Tactical

Last Harrier mechanics finish training as Corps shifts to F-35

The final class of Marine Corps Harrier mechanics has graduated from training, and later this year the last two Harrier pilots should complete their training, marking the “end of an era” as the service transitions to the F-35 Lightning II.

The bookend of the AV-8B Harrier II’s Marine service mirrors the replacement of the venerable F/A-18 Hornet, both of which will be replaced by the F-35.

The Harrier mechanics completed their training Monday, and those mechanics will continue to repair and maintain the F-402 engine as the Harrier completes its service in 2027.

“Teaching this class is bittersweet, I am proud to pass on knowledge to the last generation of students,” said Gunnery Sgt. Ryan Fife, a fixed-wing mechanic and instructor at the Center for Naval Aviation Technical Training Unit at Marine Corps Air Station Cherry Point, North Carolina. “On the other side, this is the end of an era for the Marine Corps.”

The class of five Marine aviation mechanics will be assigned to Marine Aviation Logistics Squadron 14, 2nd Marine Aircraft Wing.

“It’s mind-boggling to me, knowing that I’m going to the fleet soon and there is nobody else taking this class after me,” said Pfc. Landyn Powers, one of the mechanic students.

The Harrier and Hornet transition to the F-35 is expected to conclude by the end of fiscal year 2030, Marine Corps Times previously reported.

According to the 2022 Marine Corps Aviation Plan, Harrier pilot training will end in 2024. Hornet pilots will continue to be trained until 2027 under Marine Fighter Attack Squadron 323.

The Corps deactivated Marine Attack Training Squadron 203, a Harrier training unit, in October 2021.

The Harrier has been in service with the Marine Corps since 1985. It is a single-engine subsonic, ground-attack aircraft capable of vertical landing and takeoff. It saw extensive use in the Persian Gulf War and later in Global War on Terror missions.

The F-35B, a short-takeoff-and-vertical landing aircraft, began replacing the Harrier in 2016. The Corps also flies the F-35C variant, which is a long-range jet.

In September 2023, the Corps shut down Marine Fighter Attack Training Squadron 101 at Marine Corps Air Station Miramar, California, Marine Corps Times previously reported.

In 2022, the Marines maintained four active operational Harrier squadrons with 14 aircraft each, according to the aviation plan. But East Coast squadrons transitioned to the F-35 in late mid-2022 while the West Coast squadrons are scheduled to maintain operations until fiscal year 2027.

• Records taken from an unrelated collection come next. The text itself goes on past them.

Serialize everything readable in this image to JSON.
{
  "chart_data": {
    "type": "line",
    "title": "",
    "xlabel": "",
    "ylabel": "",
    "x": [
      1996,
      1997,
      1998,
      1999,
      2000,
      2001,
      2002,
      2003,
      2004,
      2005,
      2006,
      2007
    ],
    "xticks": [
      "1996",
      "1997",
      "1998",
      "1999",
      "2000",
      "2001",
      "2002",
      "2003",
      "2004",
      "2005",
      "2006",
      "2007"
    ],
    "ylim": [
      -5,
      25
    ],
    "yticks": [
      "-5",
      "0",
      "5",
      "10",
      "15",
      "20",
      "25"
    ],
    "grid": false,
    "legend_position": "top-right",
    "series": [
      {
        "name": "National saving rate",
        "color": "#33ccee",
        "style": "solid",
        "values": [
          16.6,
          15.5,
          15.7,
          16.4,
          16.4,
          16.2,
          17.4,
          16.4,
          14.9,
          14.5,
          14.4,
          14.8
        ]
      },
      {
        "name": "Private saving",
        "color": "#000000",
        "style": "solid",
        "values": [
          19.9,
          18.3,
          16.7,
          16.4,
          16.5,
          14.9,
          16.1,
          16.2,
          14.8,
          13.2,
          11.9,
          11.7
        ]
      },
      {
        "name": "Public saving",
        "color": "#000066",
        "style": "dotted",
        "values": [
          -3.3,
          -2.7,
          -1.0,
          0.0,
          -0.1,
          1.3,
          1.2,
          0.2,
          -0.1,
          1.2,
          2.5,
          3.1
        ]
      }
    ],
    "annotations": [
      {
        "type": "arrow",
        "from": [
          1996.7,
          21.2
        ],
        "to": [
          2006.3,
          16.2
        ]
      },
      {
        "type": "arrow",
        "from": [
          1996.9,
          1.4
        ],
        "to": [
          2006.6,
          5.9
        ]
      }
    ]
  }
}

The Hornet is an all-weather fighter and attack aircraft used primarily for strike operations and close air support. The Marine Corps uses the F/A-18 A-D variants. The aircraft entered Marine Corps service in 1983, replacing the F-4 Phantom, A-7 Corsair and A-6 Intruder.

The A and C variants are single-seat aircraft, while the B, and D variants are two seaters. It also was used extensively in the Persian Gulf War and subsequent post-9/11 operations.

In recent years, the Hornet has provided more than half of the Marine Corps’ tactical air capability.

It’s considered the Corps’ primary bridging platform as the service transitions to the F-35, according to the aviation plan.

As of 2022, there were six active Hornet squadrons and one reserve squadron. The majority of those were assigned to the Marine Aircraft Group-31 at Marine Corps Air Station Beaufort, South Carolina.

Other squadrons are assigned to MCAS Miramar and MAG-41 at Joint Reserve Base Fort Worth, Texas.

Five of the six active squadrons consist of seven F/A-18Cs and five F/A-18Ds.